Je ne me rappelle pas que le leader adjoint du gouvernement m'ait demandé, comme le stipule le Règlement, si j'acceptais d'attribuer un nombre précis de jours. Il y a eu une conversation. On ne m'a pas demandé combien de sénateurs du Parti conservateur du Canada désiraient prendre la parole à ce sujet. Si on m'avait posé cette question, j'aurais répondu: «le sénateur Di Nino et moi-même».

Je tiens à ce qu'il soit parfaitement clair que le paragraphe 39(1) du Règlement n'a pas été appliqué. Je sais que c'était une conversation privée. Il nous faudra peut-être mettre ces choses par écrit à l'avenir. Je tiens à dire officiellement que les conditions prévues dans cet article du Règlement n'ont pas été respectées par le leader adjoint du gouvernement.

L'honorable Bill Rompkey (leader adjoint du gouvernement): Honorables sénateurs, la conversation a effectivement eu lieu, et j'avais clairement compris qu'on avait proposé d'attribuer un certain temps au reste du débat en deuxième lecture de ce projet de loi. J'avais compris qu'il n'y avait eu aucune entente sur ce temps en particulier. C'est pourquoi j'ai agi comme je l'ai fait aujourd'hui.

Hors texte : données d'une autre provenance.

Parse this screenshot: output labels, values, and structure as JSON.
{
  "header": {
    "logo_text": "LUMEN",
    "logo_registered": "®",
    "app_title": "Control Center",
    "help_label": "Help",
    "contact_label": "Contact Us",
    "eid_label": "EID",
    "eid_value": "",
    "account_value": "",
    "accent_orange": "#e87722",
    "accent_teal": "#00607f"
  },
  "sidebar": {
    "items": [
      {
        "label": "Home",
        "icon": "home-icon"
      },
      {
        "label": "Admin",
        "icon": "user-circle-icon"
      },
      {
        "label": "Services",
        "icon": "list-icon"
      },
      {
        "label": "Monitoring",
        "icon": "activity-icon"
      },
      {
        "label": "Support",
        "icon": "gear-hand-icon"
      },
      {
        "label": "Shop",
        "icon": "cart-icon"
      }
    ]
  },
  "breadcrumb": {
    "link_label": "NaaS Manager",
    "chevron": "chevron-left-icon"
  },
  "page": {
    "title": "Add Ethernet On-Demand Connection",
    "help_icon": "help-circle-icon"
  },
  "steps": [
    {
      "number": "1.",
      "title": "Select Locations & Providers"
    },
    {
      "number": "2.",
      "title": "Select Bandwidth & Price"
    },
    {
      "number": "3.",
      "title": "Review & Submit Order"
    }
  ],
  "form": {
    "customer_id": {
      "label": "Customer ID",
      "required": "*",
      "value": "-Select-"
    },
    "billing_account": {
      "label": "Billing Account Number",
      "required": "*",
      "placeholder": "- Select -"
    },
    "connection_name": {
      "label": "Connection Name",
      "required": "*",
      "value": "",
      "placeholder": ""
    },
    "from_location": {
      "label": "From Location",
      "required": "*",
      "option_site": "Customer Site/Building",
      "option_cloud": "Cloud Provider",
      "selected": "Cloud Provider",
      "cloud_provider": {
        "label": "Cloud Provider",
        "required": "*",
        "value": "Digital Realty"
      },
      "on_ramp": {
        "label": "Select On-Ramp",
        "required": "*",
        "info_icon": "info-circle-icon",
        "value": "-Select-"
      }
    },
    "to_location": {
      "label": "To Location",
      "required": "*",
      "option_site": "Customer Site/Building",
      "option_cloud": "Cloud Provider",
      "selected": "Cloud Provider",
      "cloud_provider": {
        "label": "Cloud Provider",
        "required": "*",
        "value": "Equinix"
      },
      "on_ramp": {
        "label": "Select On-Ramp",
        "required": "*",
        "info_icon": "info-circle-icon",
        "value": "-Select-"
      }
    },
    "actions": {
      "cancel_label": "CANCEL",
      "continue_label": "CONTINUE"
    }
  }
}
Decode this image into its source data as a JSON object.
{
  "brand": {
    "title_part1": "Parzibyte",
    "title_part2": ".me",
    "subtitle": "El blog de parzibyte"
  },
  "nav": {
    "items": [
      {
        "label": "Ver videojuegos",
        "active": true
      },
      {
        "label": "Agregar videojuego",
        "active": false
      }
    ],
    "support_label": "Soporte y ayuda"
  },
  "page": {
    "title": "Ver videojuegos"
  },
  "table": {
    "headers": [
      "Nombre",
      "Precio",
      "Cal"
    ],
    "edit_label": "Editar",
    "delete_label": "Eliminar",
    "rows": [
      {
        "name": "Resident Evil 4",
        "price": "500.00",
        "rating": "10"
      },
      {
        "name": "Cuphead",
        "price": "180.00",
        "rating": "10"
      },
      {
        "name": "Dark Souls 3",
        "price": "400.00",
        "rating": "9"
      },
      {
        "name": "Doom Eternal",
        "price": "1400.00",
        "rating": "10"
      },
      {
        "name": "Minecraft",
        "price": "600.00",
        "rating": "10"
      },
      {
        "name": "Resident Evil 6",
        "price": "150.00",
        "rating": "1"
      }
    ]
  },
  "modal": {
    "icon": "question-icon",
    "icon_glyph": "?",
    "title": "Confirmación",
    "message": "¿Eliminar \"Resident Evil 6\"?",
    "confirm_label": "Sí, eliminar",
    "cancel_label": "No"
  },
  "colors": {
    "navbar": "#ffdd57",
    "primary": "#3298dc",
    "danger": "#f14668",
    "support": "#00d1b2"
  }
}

Ce que j'avais compris de la conversation que j'avais eue était très clair — que nous ne pouvions en venir à une entente quant au temps à attribuer au reste du débat. En ce qui concerne les autres sénateurs qui désirent prendre la parole lors du débat en deuxième lecture, cet avis de motion leur offre amplement le temps de le faire.

Le sénateur Kinsella: L'honorable sénateur se rappelle-t-il si, dans la conversation, les mots «attribuer un nombre précis de jours» ont jamais été utilisés, parce que je ne m'en rappelle pas.

Le sénateur Rompkey: Je me souviens certainement avoir parlé de clore le débat à un certain moment la semaine prochaine, ce qui suppose automatiquement qu'il y aura un certain nombre d'heures avant d'arriver à ce moment la semaine prochaine.

Le sénateur Kinsella: Des suppositions et des déductions ont été faites, mais la demande spécifique d'attribution de temps ne l'a pas été. La conversation est claire dans mon esprit.

Je sais que l'honorable sénateur est nouveau dans le poste de leader adjoint et qu'il suivra plus soigneusement les exigences du Règlement, parce que les règles protègent la minorité. Si, pour certains honorables sénateurs, en particulier les nouveaux, nous semblons un peu tatillons à ce sujet, c'est que la minorité dépend du Règlement pour faire fonctionner notre système parlementaire. Je crois que c'est clair.

Son Honneur le Président: Honorables sénateurs, c'est une question entre les leaders parlementaires et je n'avais pas l'intention de m'adresser à d'autres sénateurs. L'argument du sénateur Kinsella souligne l'importance de la précision quand il est fait référence au Règlement. Le président de séance se trouve lui-même dans la drôle de position de déterminer qui croire, domaine dans lequel je ne veux pas m'aventurer.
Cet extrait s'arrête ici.